Visitors will walk on through the convoluted small intestine where digestion is completed, and where nutrient absorption takes place through the highly folded finger-like “villi” (children will not be able to resist poking at these projections, all adding to this exciting experience).  In the large intestine, where water is absorbed, they will meet the trillions of bacteria living there and see the appendix, and can also see some signs of gastrointestinal disease, such as colitis or pre-cancerous polyps.


Alimentary Adventures was developed by the APC with funding from Science Foundation Ireland’s Discover programme (http://www.sfi.ie/discover-science-engineering-dse/) for Science Week 2013 (www.scienceweek.ie).  Science Week 2013, 10th – 17th November 2013, is ‘Exploring the XTRA-Ordinary’ and inviting the nation to go behind the scenes of everyday life and Explore the XTRA-Ordinary processes that are taking place in front of our own eyes!  

The new exhibit is being launched at Discovery, Cork’s interactive Science Exhibition in Cork City Hall which is open to the public this weekend on Saturday and Sunday 16-17 November from 2-6pm.
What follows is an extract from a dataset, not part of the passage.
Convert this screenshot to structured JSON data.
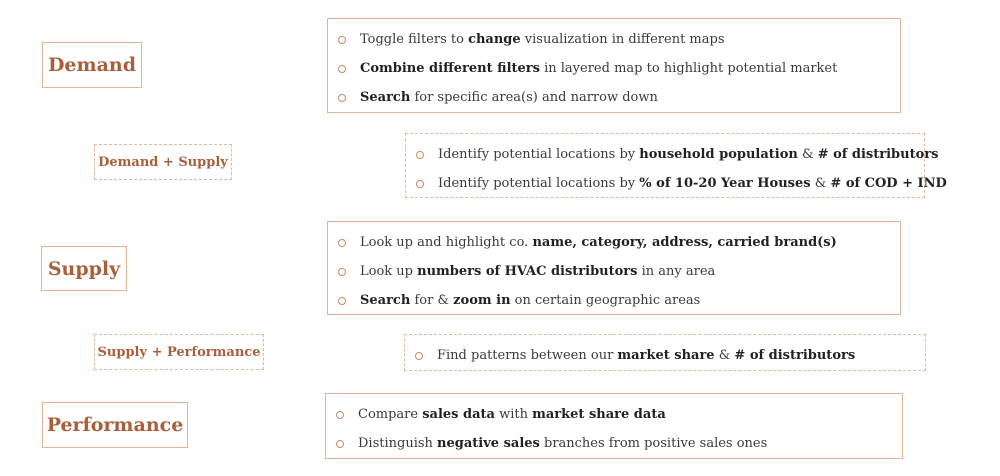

“Alimentary Adventures gives the public a first -hand experience of how food travels through, and nourishes the body, and also allows them to engage with the important research undertaken at the Alimentary Pharmabiotic Centre”  said Mr Séan Sherlock TD. , Minister for Research and Innovation.


“Alimentary Adventures is a highly visual and tactile experience which will greatly enhance the engagement of the Irish public with science” added Professor Mark Ferguson, Director General of Science Foundation Ireland and Chief Scientific Adviser to the Government.    
Alimentary Adventures aims to increase public interest in and awareness of all things gastrointestinal – digestion, microbiota, healthy eating and lifestyle as well as increasing appreciation and knowledge of biology, nutrition and health.